Here is what I start'd with,, the boat was located 10 miles from our shop,, it took bout 5 miles fer the tongue ta give way and the last 5 miles left a 2" wide by 1" deep groove in the asphalt,, but we had drug it too far ta let this project sit on the side of the road...






check out the nice interior this boat had in it... NOT,, my kid says its McUgly..





here we go.. get ready fer some EYE CANDY.......










That console hadda go,, it wusnt in the rite position & the built in rod holder in there hadda go also...











































































here is the tournament seating arrangement...
ya'll woodnt beleive how many pedestal mounts this lil boat has in it... 





heres Elmer with a 1.75# fich shortly after the project was complete...(CRAPPIE REAPER) he hates it when I call'm elmer...that hats just too much,, I hadda go out and buy me one cuz my ears were frozen that day along with every other part of my body...





JAKE


----------



## bassboy1 (Jan 1, 2009)

PM this link to Jim. He has a thread going for completed projects, and has a small section for glass boats in there as well. Not a bad slab catcher. I see you replaced that old Chrysler with a Johnnyrude 3 cyl. Smart move.


----------



## FishingBuds (Jan 1, 2009)

Great project, that thing turned out sweet  

Love the black matt look with the yellow 8) 

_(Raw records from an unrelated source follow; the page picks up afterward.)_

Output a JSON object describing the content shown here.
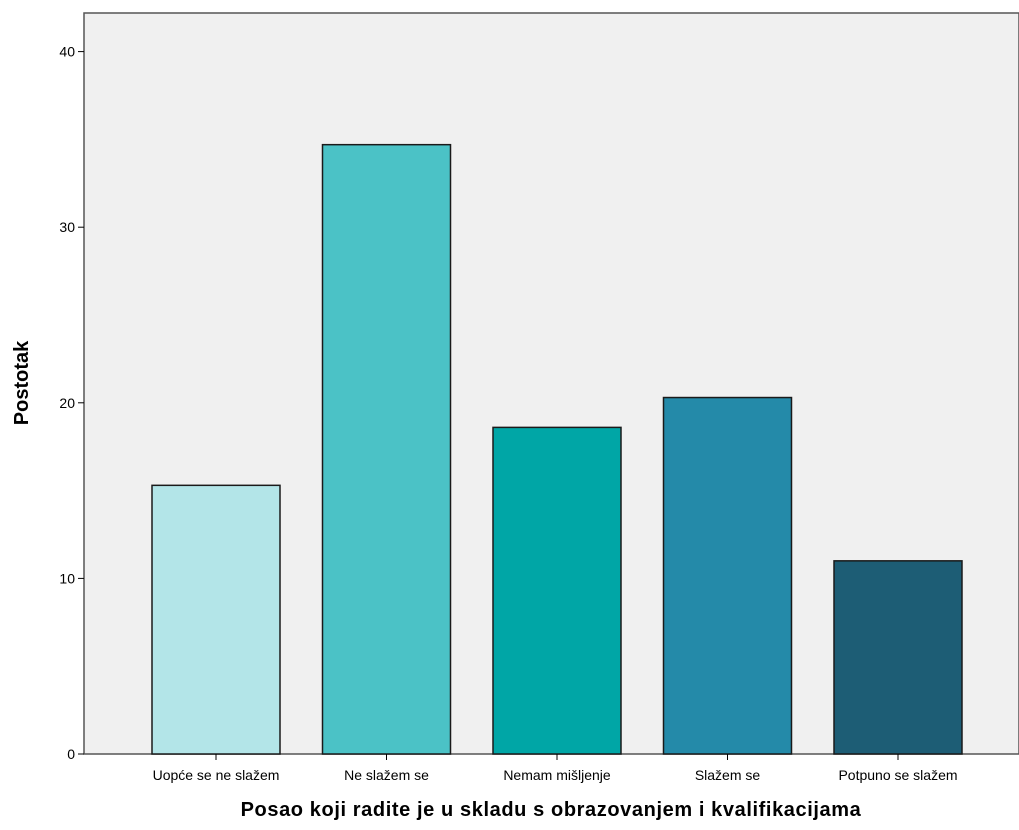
{
  "chart_data": {
    "type": "bar",
    "categories": [
      "Uopće se ne slažem",
      "Ne slažem se",
      "Nemam mišljenje",
      "Slažem se",
      "Potpuno se slažem"
    ],
    "values": [
      15.3,
      34.7,
      18.6,
      20.3,
      11.0
    ],
    "colors": [
      "#b3e5e8",
      "#4bc2c6",
      "#00a6a6",
      "#248aa9",
      "#1d5d75"
    ],
    "xlabel": "Posao koji radite je u skladu s obrazovanjem i kvalifikacijama",
    "ylabel": "Postotak",
    "ylim": [
      0,
      42
    ],
    "yticks": [
      0,
      10,
      20,
      30,
      40
    ],
    "plot_background": "#f0f0f0",
    "grid": false,
    "legend": "none"
  }
}
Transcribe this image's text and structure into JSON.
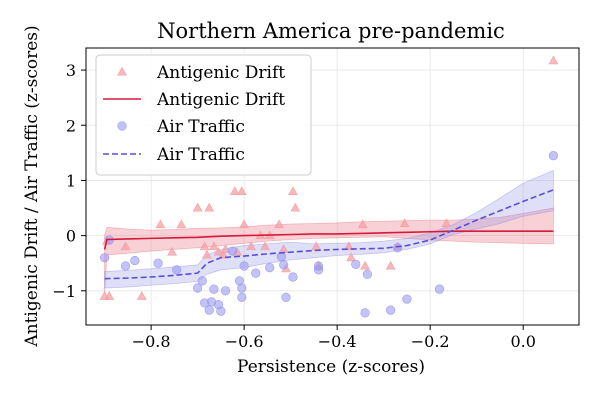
{
  "chart_data": {
    "type": "scatter",
    "title": "Northern America pre-pandemic",
    "xlabel": "Persistence (z-scores)",
    "ylabel": "Antigenic Drift / Air Traffic (z-scores)",
    "xlim": [
      -0.94,
      0.12
    ],
    "ylim": [
      -1.62,
      3.4
    ],
    "x_ticks": [
      -0.8,
      -0.6,
      -0.4,
      -0.2,
      0.0
    ],
    "x_tick_labels": [
      "−0.8",
      "−0.6",
      "−0.4",
      "−0.2",
      "0.0"
    ],
    "y_ticks": [
      -1,
      0,
      1,
      2,
      3
    ],
    "y_tick_labels": [
      "−1",
      "0",
      "1",
      "2",
      "3"
    ],
    "grid": true,
    "legend_position": "upper-left",
    "legend": [
      {
        "label": "Antigenic Drift",
        "kind": "triangle-marker"
      },
      {
        "label": "Antigenic Drift",
        "kind": "solid-line"
      },
      {
        "label": "Air Traffic",
        "kind": "circle-marker"
      },
      {
        "label": "Air Traffic",
        "kind": "dashed-line"
      }
    ],
    "colors": {
      "drift_marker": "#f4a0a6",
      "drift_line": "#d7193a",
      "drift_band": "#e8707e",
      "air_marker": "#9b9bf2",
      "air_line": "#5a4fd6",
      "air_band": "#8c8ce6"
    },
    "series": [
      {
        "name": "Antigenic Drift",
        "kind": "scatter",
        "points": [
          [
            -0.9,
            -1.1
          ],
          [
            -0.89,
            -1.1
          ],
          [
            -0.895,
            -0.1
          ],
          [
            -0.855,
            -0.2
          ],
          [
            -0.82,
            -1.1
          ],
          [
            -0.78,
            0.2
          ],
          [
            -0.755,
            -0.3
          ],
          [
            -0.735,
            0.2
          ],
          [
            -0.7,
            0.5
          ],
          [
            -0.685,
            -0.2
          ],
          [
            -0.68,
            -0.35
          ],
          [
            -0.675,
            0.5
          ],
          [
            -0.665,
            -0.2
          ],
          [
            -0.655,
            -0.3
          ],
          [
            -0.645,
            -0.35
          ],
          [
            -0.64,
            -0.25
          ],
          [
            -0.62,
            0.8
          ],
          [
            -0.615,
            -0.3
          ],
          [
            -0.605,
            0.8
          ],
          [
            -0.6,
            0.2
          ],
          [
            -0.585,
            -0.2
          ],
          [
            -0.565,
            0.0
          ],
          [
            -0.555,
            -0.2
          ],
          [
            -0.545,
            0.0
          ],
          [
            -0.525,
            0.2
          ],
          [
            -0.515,
            -0.25
          ],
          [
            -0.51,
            -0.6
          ],
          [
            -0.495,
            0.8
          ],
          [
            -0.49,
            0.5
          ],
          [
            -0.445,
            -0.2
          ],
          [
            -0.44,
            -0.55
          ],
          [
            -0.375,
            -0.2
          ],
          [
            -0.37,
            -0.4
          ],
          [
            -0.345,
            0.2
          ],
          [
            -0.34,
            -0.55
          ],
          [
            -0.285,
            -0.55
          ],
          [
            -0.27,
            -0.2
          ],
          [
            -0.255,
            0.22
          ],
          [
            -0.165,
            0.22
          ],
          [
            0.065,
            3.17
          ]
        ]
      },
      {
        "name": "Antigenic Drift",
        "kind": "trend",
        "x": [
          -0.9,
          -0.895,
          -0.85,
          -0.8,
          -0.75,
          -0.7,
          -0.65,
          -0.6,
          -0.55,
          -0.5,
          -0.45,
          -0.4,
          -0.35,
          -0.3,
          -0.25,
          -0.2,
          -0.15,
          -0.1,
          -0.05,
          0.0,
          0.065
        ],
        "y": [
          -0.25,
          -0.07,
          -0.06,
          -0.05,
          -0.04,
          -0.03,
          -0.01,
          0.0,
          0.01,
          0.02,
          0.03,
          0.03,
          0.04,
          0.05,
          0.06,
          0.07,
          0.08,
          0.08,
          0.08,
          0.08,
          0.08
        ],
        "lower": [
          -1.05,
          -0.35,
          -0.32,
          -0.28,
          -0.25,
          -0.22,
          -0.18,
          -0.14,
          -0.1,
          -0.07,
          -0.05,
          -0.04,
          -0.03,
          -0.02,
          -0.05,
          -0.08,
          -0.1,
          -0.12,
          -0.13,
          -0.14,
          -0.15
        ],
        "upper": [
          0.0,
          0.15,
          0.12,
          0.1,
          0.11,
          0.13,
          0.14,
          0.16,
          0.19,
          0.21,
          0.22,
          0.23,
          0.25,
          0.26,
          0.27,
          0.28,
          0.28,
          0.3,
          0.33,
          0.4,
          0.5
        ]
      },
      {
        "name": "Air Traffic",
        "kind": "scatter",
        "points": [
          [
            -0.9,
            -0.4
          ],
          [
            -0.89,
            -0.08
          ],
          [
            -0.855,
            -0.55
          ],
          [
            -0.835,
            -0.45
          ],
          [
            -0.785,
            -0.5
          ],
          [
            -0.745,
            -0.62
          ],
          [
            -0.7,
            -0.95
          ],
          [
            -0.69,
            -0.82
          ],
          [
            -0.685,
            -1.22
          ],
          [
            -0.675,
            -1.35
          ],
          [
            -0.67,
            -1.2
          ],
          [
            -0.665,
            -0.97
          ],
          [
            -0.655,
            -1.25
          ],
          [
            -0.65,
            -1.37
          ],
          [
            -0.64,
            -1.0
          ],
          [
            -0.625,
            -0.28
          ],
          [
            -0.61,
            -0.82
          ],
          [
            -0.605,
            -0.95
          ],
          [
            -0.605,
            -1.12
          ],
          [
            -0.6,
            -0.55
          ],
          [
            -0.575,
            -0.68
          ],
          [
            -0.545,
            -0.58
          ],
          [
            -0.52,
            -0.38
          ],
          [
            -0.515,
            -0.53
          ],
          [
            -0.51,
            -1.12
          ],
          [
            -0.495,
            -0.75
          ],
          [
            -0.44,
            -0.55
          ],
          [
            -0.44,
            -0.62
          ],
          [
            -0.36,
            -0.52
          ],
          [
            -0.34,
            -1.4
          ],
          [
            -0.335,
            -0.7
          ],
          [
            -0.285,
            -1.35
          ],
          [
            -0.27,
            -0.22
          ],
          [
            -0.25,
            -1.15
          ],
          [
            -0.18,
            -0.97
          ],
          [
            0.065,
            1.45
          ]
        ]
      },
      {
        "name": "Air Traffic",
        "kind": "trend",
        "x": [
          -0.9,
          -0.85,
          -0.8,
          -0.75,
          -0.7,
          -0.68,
          -0.65,
          -0.6,
          -0.55,
          -0.5,
          -0.45,
          -0.4,
          -0.35,
          -0.3,
          -0.25,
          -0.2,
          -0.15,
          -0.1,
          -0.05,
          0.0,
          0.065
        ],
        "y": [
          -0.78,
          -0.77,
          -0.75,
          -0.72,
          -0.68,
          -0.5,
          -0.4,
          -0.37,
          -0.33,
          -0.3,
          -0.27,
          -0.25,
          -0.24,
          -0.23,
          -0.18,
          -0.08,
          0.1,
          0.28,
          0.45,
          0.62,
          0.83
        ],
        "lower": [
          -0.95,
          -0.93,
          -0.9,
          -0.87,
          -0.83,
          -0.7,
          -0.62,
          -0.58,
          -0.5,
          -0.44,
          -0.4,
          -0.36,
          -0.34,
          -0.31,
          -0.25,
          -0.15,
          0.02,
          0.12,
          0.22,
          0.35,
          0.45
        ],
        "upper": [
          -0.65,
          -0.63,
          -0.6,
          -0.57,
          -0.53,
          -0.35,
          -0.25,
          -0.18,
          -0.15,
          -0.12,
          -0.15,
          -0.14,
          -0.13,
          -0.1,
          -0.05,
          0.05,
          0.2,
          0.42,
          0.68,
          0.95,
          1.18
        ]
      }
    ]
  }
}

I also have a hat like that and yes it keeps you warm :lol:


----------



## Jim (Jan 1, 2009)

Great project! Does not matter if it's not tin. :beer:


----------



## Waterwings (Jan 1, 2009)

Nice refab & paint job! 8)


----------



## ilinimud (Jan 1, 2009)

Great job, looks like a very stable boat.


----------



## bAcKpAiN (Jan 1, 2009)

Great boat! We will forgive you tht it isn't tin just as long as your sorry


----------



## redbug (Jan 2, 2009)

looks great!!!! Now you need some sweet graphics from Iguanagrafix for your motor....

Wayne


----------



## FishinsMyLife (Jan 2, 2009)

redbug said:


> looks great!!!! Now you need some sweet graphics from Iguanagrafix for your motor....
> 
> Wayne


Good call. The all black motor needs something...

Looks good!


----------



## countryboy210 (Jan 2, 2009)

Way Cool Project! Like Your Paint Color Choices. I Got A Few Good Ideals From Your Pics Too.


----------



## shamoo (Jan 2, 2009)

Good job my friend, love the yellow and black, your not related to Skeete Reese, are ya?


----------



## who pooted? (Jan 4, 2009)

Thanks for the post! THe boat looks great Crappie D.


----------



## dougdad (Jan 9, 2009)

MAN WHAT A FACELIFT, AWSOME JOB CRAPPIE !!!

WHEN THE PRICE IS RIGHT, WHO CARES IF IT'S FIBERGLASS ??


----------



## CRAPPIEDENTIST (Jan 9, 2009)

now ya'll have gotta remember that all that stuff came from another boat that wasnt free, trolling motor, johnnyrude,console, seats, electronics and such....


JAKE


----------